Early marker-based metagenomic studies, such as those of the human microbiome, were performed without properly accounting for the effects of noise (pyrosequencing errors, PCR single-base errors, and PCR chimeras). One popular solution to address these issues is to utilize AmpliconNoise . This collection of algorithms was validated on mock community datasets in which the 'correct' result, such as the number of operational taxonomic units (OTUs), was known. However, when conducting a real study, one will not know the correct result, but still must consider how the data has been transformed by denoising.
Materials and methods
We applied AmpliconNoise to several real metagenomic datasets. At each stage of the pipeline, we reconstituted the reads and determined how they had been affected. The changes were quantified as substitutions, insertions, deletions and '3' gap', which is the number of bases removed from (or added to) the 3' end of a read. We further analyzed the effects of the related denoising programs in QIIME (Denoiser ) and in mothur .
The preliminary filtering steps of AmpliconNoise caused most of the sequence reads to be eliminated or truncated. Following this, the algorithm PyroNoise caused changes to the reads that were inconsistent with the known spectrum of pyrosequencing errors, until one of the parameters was increased substantially. Additionally, because PyroNoise mapped reads onto longer representatives, sequences were added to the 3' ends of reads that were often dissimilar from those that were removed by the truncations of the filtering steps. After this, SeqNoise, which was designed to remove PCR single-base errors, further clustered the reads and caused even more changes to the reads with little justification.

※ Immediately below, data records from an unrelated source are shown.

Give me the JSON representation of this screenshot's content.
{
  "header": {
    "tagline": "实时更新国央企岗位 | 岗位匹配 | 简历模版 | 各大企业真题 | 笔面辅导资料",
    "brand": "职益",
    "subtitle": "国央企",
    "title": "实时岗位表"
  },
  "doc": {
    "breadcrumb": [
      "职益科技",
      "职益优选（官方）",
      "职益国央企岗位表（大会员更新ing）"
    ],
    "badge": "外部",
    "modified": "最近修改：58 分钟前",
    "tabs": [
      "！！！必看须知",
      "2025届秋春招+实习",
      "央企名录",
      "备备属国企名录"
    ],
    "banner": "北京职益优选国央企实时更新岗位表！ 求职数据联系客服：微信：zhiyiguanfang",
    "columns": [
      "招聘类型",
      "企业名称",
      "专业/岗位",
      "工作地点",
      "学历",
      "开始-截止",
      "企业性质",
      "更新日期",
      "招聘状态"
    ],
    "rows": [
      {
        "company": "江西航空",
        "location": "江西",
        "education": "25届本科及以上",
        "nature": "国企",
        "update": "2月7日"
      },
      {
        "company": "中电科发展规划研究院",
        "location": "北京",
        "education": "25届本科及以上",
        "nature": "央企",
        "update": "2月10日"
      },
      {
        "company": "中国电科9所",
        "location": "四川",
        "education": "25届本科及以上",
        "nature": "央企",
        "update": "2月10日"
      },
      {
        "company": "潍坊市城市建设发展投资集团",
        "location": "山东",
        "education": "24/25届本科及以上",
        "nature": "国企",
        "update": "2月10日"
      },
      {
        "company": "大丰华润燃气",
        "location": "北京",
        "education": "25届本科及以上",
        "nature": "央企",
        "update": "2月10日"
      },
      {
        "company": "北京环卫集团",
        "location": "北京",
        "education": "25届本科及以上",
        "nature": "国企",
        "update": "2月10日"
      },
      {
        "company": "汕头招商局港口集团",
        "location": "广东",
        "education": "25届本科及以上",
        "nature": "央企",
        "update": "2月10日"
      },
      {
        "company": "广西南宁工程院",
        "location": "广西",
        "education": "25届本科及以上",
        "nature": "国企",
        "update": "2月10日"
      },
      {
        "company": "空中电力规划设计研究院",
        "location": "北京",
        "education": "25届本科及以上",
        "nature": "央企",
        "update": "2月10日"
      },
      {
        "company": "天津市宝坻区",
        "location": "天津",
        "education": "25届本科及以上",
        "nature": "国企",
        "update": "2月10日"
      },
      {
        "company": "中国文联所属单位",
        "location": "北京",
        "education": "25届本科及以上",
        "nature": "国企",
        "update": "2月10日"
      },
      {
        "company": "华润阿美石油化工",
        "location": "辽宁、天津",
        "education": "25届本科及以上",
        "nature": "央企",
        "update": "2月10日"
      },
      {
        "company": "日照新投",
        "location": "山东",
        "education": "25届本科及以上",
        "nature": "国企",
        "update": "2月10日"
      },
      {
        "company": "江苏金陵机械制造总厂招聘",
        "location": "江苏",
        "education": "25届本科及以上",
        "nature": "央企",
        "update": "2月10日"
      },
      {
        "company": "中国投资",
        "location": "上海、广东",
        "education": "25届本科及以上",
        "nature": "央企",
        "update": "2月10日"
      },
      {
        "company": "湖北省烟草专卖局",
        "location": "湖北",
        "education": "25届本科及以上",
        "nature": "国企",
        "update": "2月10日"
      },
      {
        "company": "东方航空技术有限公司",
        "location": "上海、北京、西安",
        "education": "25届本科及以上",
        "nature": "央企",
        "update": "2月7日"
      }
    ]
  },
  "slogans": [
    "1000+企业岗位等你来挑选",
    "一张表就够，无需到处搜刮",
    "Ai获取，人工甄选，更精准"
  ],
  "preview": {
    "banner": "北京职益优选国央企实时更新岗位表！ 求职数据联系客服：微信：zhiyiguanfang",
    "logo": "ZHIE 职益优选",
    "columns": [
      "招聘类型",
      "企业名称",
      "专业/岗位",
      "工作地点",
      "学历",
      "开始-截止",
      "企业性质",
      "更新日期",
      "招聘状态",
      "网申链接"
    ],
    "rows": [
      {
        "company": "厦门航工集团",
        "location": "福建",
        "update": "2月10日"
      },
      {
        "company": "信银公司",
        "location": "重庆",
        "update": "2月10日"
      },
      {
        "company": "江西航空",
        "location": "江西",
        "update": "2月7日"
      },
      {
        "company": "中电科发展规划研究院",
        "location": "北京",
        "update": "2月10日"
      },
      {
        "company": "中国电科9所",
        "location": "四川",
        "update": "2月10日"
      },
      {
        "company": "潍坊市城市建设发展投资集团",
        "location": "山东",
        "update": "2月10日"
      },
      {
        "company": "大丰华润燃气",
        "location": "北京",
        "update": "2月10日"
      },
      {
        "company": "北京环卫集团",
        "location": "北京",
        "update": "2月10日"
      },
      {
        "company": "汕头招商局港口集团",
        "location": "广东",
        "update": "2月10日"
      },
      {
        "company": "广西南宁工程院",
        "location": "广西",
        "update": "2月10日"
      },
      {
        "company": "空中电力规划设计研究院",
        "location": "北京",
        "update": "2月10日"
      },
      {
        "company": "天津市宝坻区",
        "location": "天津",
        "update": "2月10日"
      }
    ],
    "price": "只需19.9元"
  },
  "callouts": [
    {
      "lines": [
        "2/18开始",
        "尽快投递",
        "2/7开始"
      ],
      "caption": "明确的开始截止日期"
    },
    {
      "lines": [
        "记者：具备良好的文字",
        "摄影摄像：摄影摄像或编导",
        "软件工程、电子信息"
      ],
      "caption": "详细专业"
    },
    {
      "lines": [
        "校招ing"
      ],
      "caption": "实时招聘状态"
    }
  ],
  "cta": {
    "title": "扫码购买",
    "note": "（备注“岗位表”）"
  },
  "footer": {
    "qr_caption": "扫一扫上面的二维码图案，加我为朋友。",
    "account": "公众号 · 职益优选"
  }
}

Denoiser, which is based on an earlier version of AmpliconNoise, caused far more changes to the data. The evaluation of the changes was not as clear here, since they were not clearly delineated as to which type of errors they were correcting, but we found some of the same flawed methodology that produced much of the negative effects seen in AmpliconNoise. This was also true of the denoising programs in mothur, which were recoded directly from the AmpliconNoise algorithms.
While reducing the effects of noise in the analysis of marker-based metagenomic data is important, the algorithms of AmpliconNoise make changes to sequence reads that are inconsistent with simply removing noise. We recommend that those using AmpliconNoise be cognizant of the possible side effects and, at a minimum, consider adjusting the parameters of the algorithms accordingly.